While that important affair was enlisting all our sympathies, and while they were expecting in Venice a letter stating the effect of the Pope's recommendation, I was the hero of a comic adventure which, for the sake of my readers, must not pass unnoticed.
At the beginning of April I was entirely cured of my last misfortune. I had recovered all my usual vigour, and I accompanied my converter to church every day, never missing a sermon. We likewise spent the evening together at the cafe, where we generally met a great many officers. There was among them a Provencal who amused everybody with his boasting and with the recital of the military exploits by which he pretended to have distinguished himself in the service of several countries, and principally in Spain. As he was truly a source of amusement, everybody pretended to believe him in order to keep up the game. One day as I was staring at him, he asked me whether I knew him.
"By George, sir!"--I exclaimed, "know you! Why, did we not fight side by side at the battle of Arbela?"
At those words everybody burst out laughing, but the boaster, nothing daunted, said, with animation,
"Well, gentlemen, I do not see anything so very laughable in that. I was at that battle, and therefore this gentleman might very well have remarked me; in fact, I think I can recollect him."
And, continuing to speak to me, he named the regiment in which we were brother officers. Of course we embraced one another, congratulating each other upon the pleasure we both felt in meeting again in Parma. After that truly comic joke I left the coffee-room in the company of my inseparable preacher.
The next morning, as I was at breakfast with De la Haye, the boasting Provencal entered my room without taking off his hat, and said,
"M. d'Arbela, I have something of importance to tell you; make haste and follow me. If you are afraid, you may take anyone you please with you. I am good for half a dozen men."
I left my chair, seized my pistols, and aimed at him.
"No one," I said, with decision, "has the right to come and disturb me in my room; be off this minute, or I blow your brains out."
The fellow, drawing his sword, dared me to murder him, but at the same moment De la Haye threw himself between us, stamping violently on the floor.
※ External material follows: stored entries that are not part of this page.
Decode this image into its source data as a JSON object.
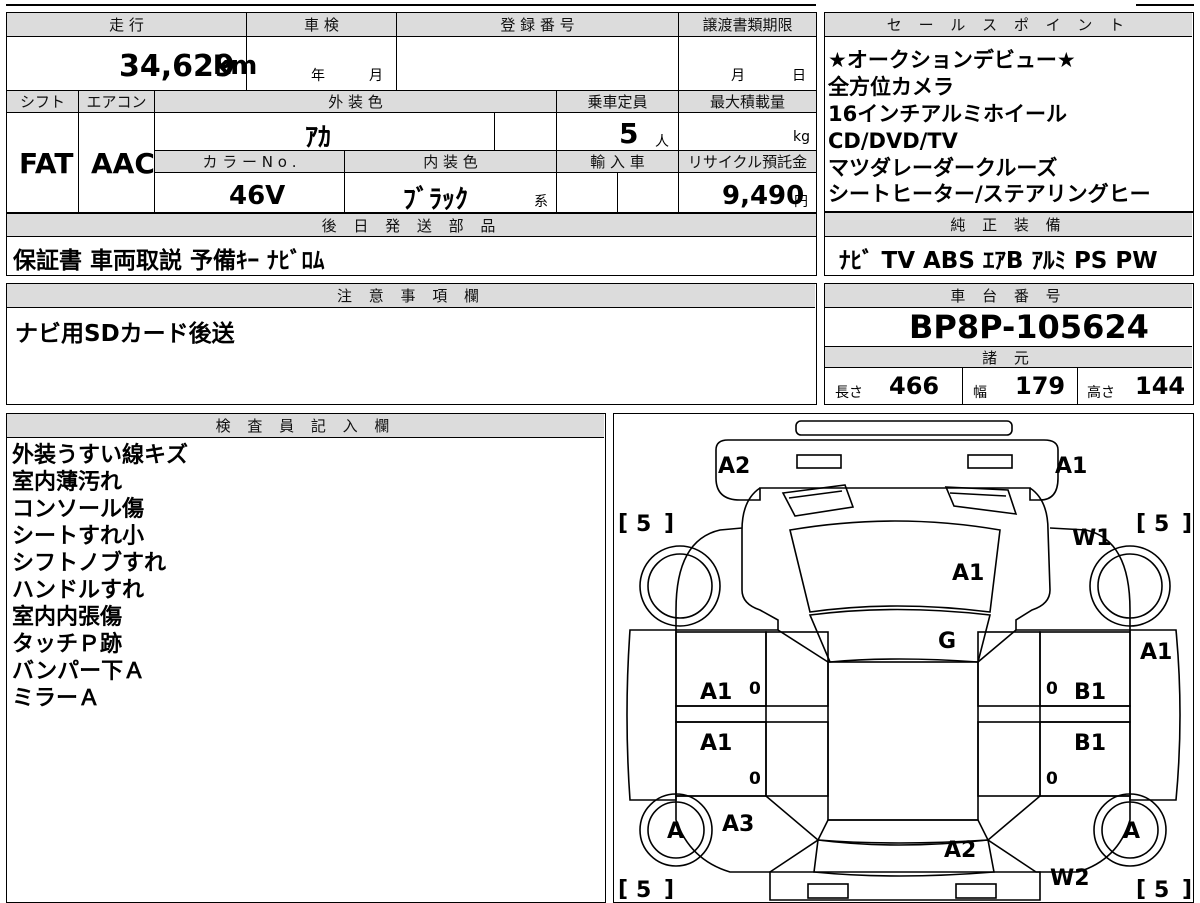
{
  "header": {
    "mileage": "走 行",
    "inspection": "車 検",
    "registration": "登 録 番 号",
    "transfer_deadline": "譲渡書類期限",
    "shift": "シフト",
    "aircon": "エアコン",
    "exterior_color": "外 装 色",
    "capacity": "乗車定員",
    "max_load": "最大積載量",
    "color_no": "カ ラ ー N o .",
    "interior_color": "内 装 色",
    "import": "輸 入 車",
    "recycle": "リサイクル預託金",
    "later_parts": "後 日 発 送 部 品",
    "notes": "注 意 事 項 欄",
    "inspector": "検 査 員 記 入 欄",
    "sales_points": "セ ー ル ス ポ イ ン ト",
    "genuine_equipment": "純 正 装 備",
    "chassis": "車 台 番 号",
    "specs": "諸 元"
  },
  "values": {
    "mileage": "34,629",
    "mileage_unit": "km",
    "inspection_year": "年",
    "inspection_month": "月",
    "transfer_month": "月",
    "transfer_day": "日",
    "shift": "FAT",
    "aircon": "AAC",
    "exterior_color": "ｱｶ",
    "capacity": "5",
    "capacity_unit": "人",
    "max_load_unit": "kg",
    "color_no": "46V",
    "interior_color": "ﾌﾞﾗｯｸ",
    "interior_suffix": "系",
    "recycle": "9,490",
    "recycle_unit": "円",
    "later_parts": "保証書 車両取説 予備ｷｰ ﾅﾋﾞﾛﾑ",
    "notes": "ナビ用SDカード後送",
    "chassis": "BP8P-105624",
    "length_label": "長さ",
    "length": "466",
    "width_label": "幅",
    "width": "179",
    "height_label": "高さ",
    "height": "144",
    "genuine_equipment": "ﾅﾋﾞ TV ABS ｴｱB ｱﾙﾐ PS PW"
  },
  "sales_points": [
    "★オークションデビュー★",
    "全方位カメラ",
    "16インチアルミホイール",
    "CD/DVD/TV",
    "マツダレーダークルーズ",
    "シートヒーター/ステアリングヒー"
  ],
  "inspector_notes": [
    "外装うすい線キズ",
    "室内薄汚れ",
    "コンソール傷",
    "シートすれ小",
    "シフトノブすれ",
    "ハンドルすれ",
    "室内内張傷",
    "タッチＰ跡",
    "バンパー下Ａ",
    "ミラーＡ"
  ],
  "diagram": {
    "front_left": "A2",
    "front_right": "A1",
    "hood": "A1",
    "windshield": "G",
    "tire_fl": "5",
    "tire_fr": "5",
    "tire_rl": "5",
    "tire_rr": "5",
    "wheel_front_right": "W1",
    "fender_right": "A1",
    "door_left_front": "A1",
    "door_left_rear": "A1",
    "door_right_front": "B1",
    "door_right_rear": "B1",
    "wheel_left_rear": "A",
    "wheel_right_rear": "A",
    "rear_quarter_left": "A3",
    "trunk": "A2",
    "wheel_rear_right": "W2",
    "tire_bracket_open": "[",
    "tire_bracket_close": "]",
    "door_zero": "0"
  }
}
The landlord came up, and threatened the officer to send for the police if he did not withdraw immediately.
He went away, saying that I had insulted him in public, and that he would take care that the reparation I owed him should be as public as the insult.
When he had gone, seeing that the affair might take a tragic turn, I began to examine with De la Haye how it could be avoided, but we had not long to puzzle our imagination, for in less than half an hour an officer of the Infante of Parma presented himself, and requested me to repair immediately to head-quarters, where M. de Bertolan, Commander of Parma, wanted to speak to me.
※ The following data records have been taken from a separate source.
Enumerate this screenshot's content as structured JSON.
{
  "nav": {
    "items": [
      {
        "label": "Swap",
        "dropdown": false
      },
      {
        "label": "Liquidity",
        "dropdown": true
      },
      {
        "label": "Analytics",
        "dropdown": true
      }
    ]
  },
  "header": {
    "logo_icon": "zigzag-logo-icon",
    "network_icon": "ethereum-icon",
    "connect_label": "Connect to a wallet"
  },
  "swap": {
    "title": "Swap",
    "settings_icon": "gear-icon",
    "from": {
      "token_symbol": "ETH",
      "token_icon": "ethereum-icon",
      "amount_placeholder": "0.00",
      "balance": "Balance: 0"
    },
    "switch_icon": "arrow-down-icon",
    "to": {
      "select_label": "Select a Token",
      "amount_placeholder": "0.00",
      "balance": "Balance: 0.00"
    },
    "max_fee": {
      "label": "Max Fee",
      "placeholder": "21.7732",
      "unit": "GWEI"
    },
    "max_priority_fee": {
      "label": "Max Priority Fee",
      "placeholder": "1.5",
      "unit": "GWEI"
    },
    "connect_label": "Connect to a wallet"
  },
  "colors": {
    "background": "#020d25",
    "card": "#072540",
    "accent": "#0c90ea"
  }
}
I asked De la Haye to accompany me as a witness of what I had said in the coffee-room as well as of what had taken place in my apartment.
I presented myself before the commander, whom I found surrounded by several officers, and, among them, the bragging Provencal.
M. de Bertolan, who was a witty man, smiled when he saw me; then, with a very serious countenance, he said to me,
"Sir, as you have made a laughing-stock of this officer in a public place, it is but right that you should give him publicly the satisfaction which he claims, and as commander of this city I find myself bound in duty to ask you for that satisfaction in order to settle the affair amicably."
"Commander," I answered, "I do not see why a satisfaction should be offered to this gentleman, for it is not true that I have insulted him by turning him into ridicule. I told him that I had seen him at the battle of Arbela, and I could not have any doubt about it when he said that he had been present at that battle, and that he knew me again."
"Yes," interrupted the officer, "but I heard Rodela and not Arbela, and everybody knows that I fought at Rodela. But you said Arbela, and certainly with the intention of laughing at me, since that battle has been fought more than two thousand years ago, while the battle of Rodela in Africa took place in our time, and I was there under the orders of the Duke de Mortemar."
"In the first place, sir, you have no right to judge of my intentions, but I do not dispute your having been present at Rodela, since you say so; but in that case the tables are turned, and now I demand a reparation from you if you dare discredit my having been at Arbela. I certainly did not serve under the Duke de Mortemar, because he was not there, at least to my knowledge, but I was aid-de- camp of Parmenion, and I was wounded under his eyes. If you were to ask me to shew you the scar, I could not satisfy you, for you must understand that the body I had at that time does not exist any longer, and in my present bodily envelope I am only twenty-three years old."
"All this seems to me sheer madness, but, at all events, I have witnesses to prove that you have been laughing at me, for you stated that you had seen me at that battle, and, by the powers! it is not possible, because I was not there. At all events, I demand satisfaction."